Il me donne envie de faire de la recherche et devient mon directeur en DEA. Mon travail se centre particulièrement sur l’étude de la capacité de rêver chez l’enfant hyperactif, par le biais du collage. Dans son souci habituel de rigueur scientifique, nos discussions portent principalement sur les questions méthodologiques : les outils, le dispositif.

Cette méthodologie, discutée, travaillée avec Jean Ménéchal durant l’année de DEA reste la base de mon travail actuel de doctorat, même si elle s’affine, se transforme, se modifie en avançant dans la recherche. Il devient mon directeur de thèse durant une année au cours de laquelle je l’ai peu rencontré, du fait même de l’évolution de sa maladie.

C’est l’aspect méthodologique de ma recherche que je souhaite succinctement présenter.

L’hypothèse principale tourne autour d’une défaillance de la capacité de rêver chez l’enfant hyperactif qui se traduirait dans le collage par une difficulté à travailler avec les images, à se créer un monde imaginaire.
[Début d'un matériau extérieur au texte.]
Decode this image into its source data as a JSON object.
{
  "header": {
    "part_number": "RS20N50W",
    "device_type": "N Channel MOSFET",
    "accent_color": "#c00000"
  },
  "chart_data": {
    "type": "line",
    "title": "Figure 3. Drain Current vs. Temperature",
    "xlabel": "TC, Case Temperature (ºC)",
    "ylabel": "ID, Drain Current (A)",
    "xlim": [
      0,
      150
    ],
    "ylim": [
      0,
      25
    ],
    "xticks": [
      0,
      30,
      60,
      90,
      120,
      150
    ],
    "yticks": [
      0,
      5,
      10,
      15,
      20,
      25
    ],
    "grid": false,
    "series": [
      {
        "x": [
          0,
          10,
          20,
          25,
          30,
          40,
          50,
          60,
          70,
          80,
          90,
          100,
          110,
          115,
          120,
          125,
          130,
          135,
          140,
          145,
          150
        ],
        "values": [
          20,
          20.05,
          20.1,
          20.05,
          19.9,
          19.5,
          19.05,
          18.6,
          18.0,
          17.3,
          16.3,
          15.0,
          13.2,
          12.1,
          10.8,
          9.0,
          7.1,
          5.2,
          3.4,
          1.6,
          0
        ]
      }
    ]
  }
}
Cette dimension imaginaire est travaillée au regard d’une approche groupale. Le dispositif de recherche mis en place comprend des groupes témoins (enfants hyperactifs) et groupes contrôles (enfants non-consultants) qui participent à un atelier de collage. Des tests projectifs (Rorschach et Tat) sont également passés, auprès de chaque enfant hyperactif, avant le commencement et à la fin du groupe de collage. Tous les enfants sélectionnés dans le dispositif de recherche ont entre 6 et 8 ans. Les séances sont filmées par une caméra vidéo. Cela me permet de faire une retranscription des séances en prenant en compte aussi bien le niveau verbal que non verbal. Mais, je prends également des notes en fin de séances, pour essayer de mettre en mots et de mettre des mots sur ce que j’ai pu ressentir, sur ce que les enfants me donnent à voir, à entendre.
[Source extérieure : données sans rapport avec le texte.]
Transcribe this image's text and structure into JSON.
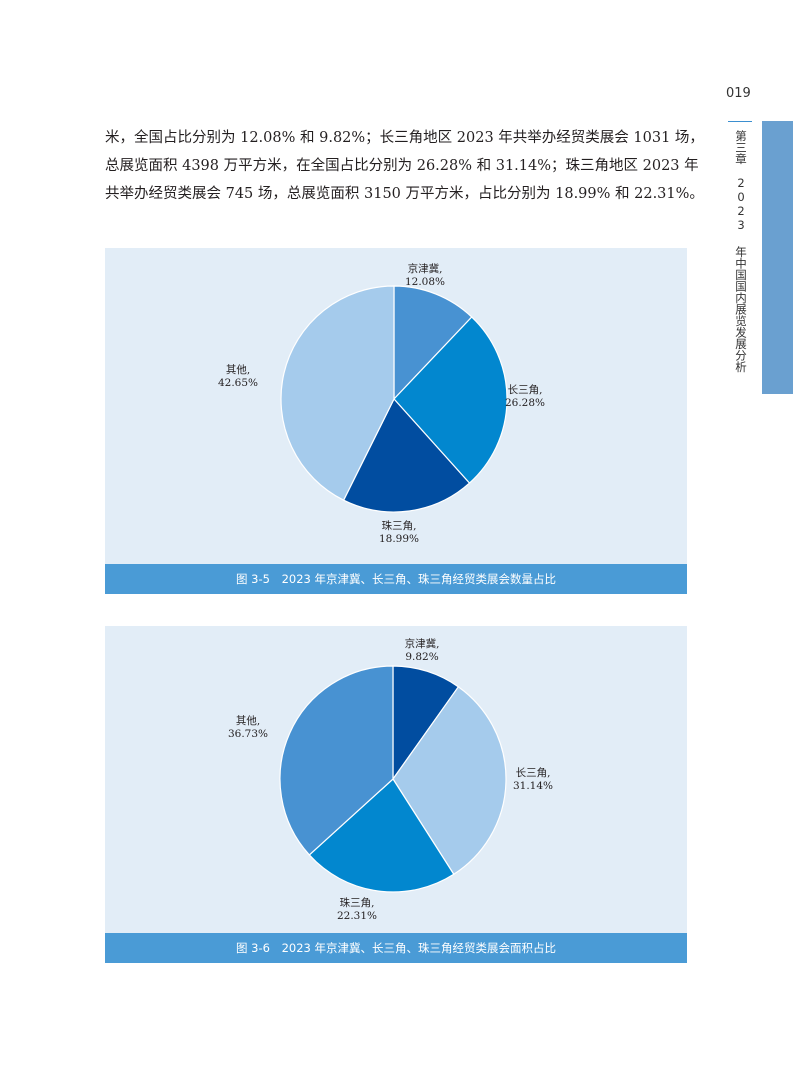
{
  "page": {
    "number": "019",
    "chapter": "第三章　2023 年中国国内展览发展分析"
  },
  "body_text": {
    "lines": [
      "米，全国占比分别为 12.08% 和 9.82%；长三角地区 2023 年共举办经贸类展会 1031 场，",
      "总展览面积 4398 万平方米，在全国占比分别为 26.28% 和 31.14%；珠三角地区 2023 年",
      "共举办经贸类展会 745 场，总展览面积 3150 万平方米，占比分别为 18.99% 和 22.31%。"
    ]
  },
  "figures": [
    {
      "number": "图 3-5",
      "title": "2023 年京津冀、长三角、珠三角经贸类展会数量占比"
    },
    {
      "number": "图 3-6",
      "title": "2023 年京津冀、长三角、珠三角经贸类展会面积占比"
    }
  ],
  "chart_data": [
    {
      "type": "pie",
      "title": "",
      "slices": [
        {
          "label": "京津冀,",
          "value": 12.08,
          "value_label": "12.08%",
          "color": "#4892d2"
        },
        {
          "label": "长三角,",
          "value": 26.28,
          "value_label": "26.28%",
          "color": "#0287cf"
        },
        {
          "label": "珠三角,",
          "value": 18.99,
          "value_label": "18.99%",
          "color": "#014da0"
        },
        {
          "label": "其他,",
          "value": 42.65,
          "value_label": "42.65%",
          "color": "#a5cbec"
        }
      ]
    },
    {
      "type": "pie",
      "title": "",
      "slices": [
        {
          "label": "京津冀,",
          "value": 9.82,
          "value_label": "9.82%",
          "color": "#014da0"
        },
        {
          "label": "长三角,",
          "value": 31.14,
          "value_label": "31.14%",
          "color": "#a5cbec"
        },
        {
          "label": "珠三角,",
          "value": 22.31,
          "value_label": "22.31%",
          "color": "#0287cf"
        },
        {
          "label": "其他,",
          "value": 36.73,
          "value_label": "36.73%",
          "color": "#4892d2"
        }
      ]
    }
  ]
}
Ainsi, lors des séances je m’interroge sur les différentes interactions groupales et sur la construction des collages par chaque enfant. J’ai ainsi construit une grille de lecture des collages qui prend en compte la dimension, imaginaire, psychique, relationnelle et les modalités d’approche des images par les enfants des groupes contrôles et témoins. Cette grille me permet de rendre compte de l’évolution des comportements, du travail de collage des enfants au fil des séances.

Sa pensée demeure ainsi présente dans ma recherche sur l’hyperactivité infantile que je poursuis dans le cadre du groupe GRAPHIT. Ce programme de recherche a d’ailleurs donné lieu au dernier ouvrage qu’il a dirigé : l’hyperactivité infantile. Débats et enjeux (2001), auquel je lui suis reconnaissante de m’avoir demandé de participer et qui reste comme un héritage.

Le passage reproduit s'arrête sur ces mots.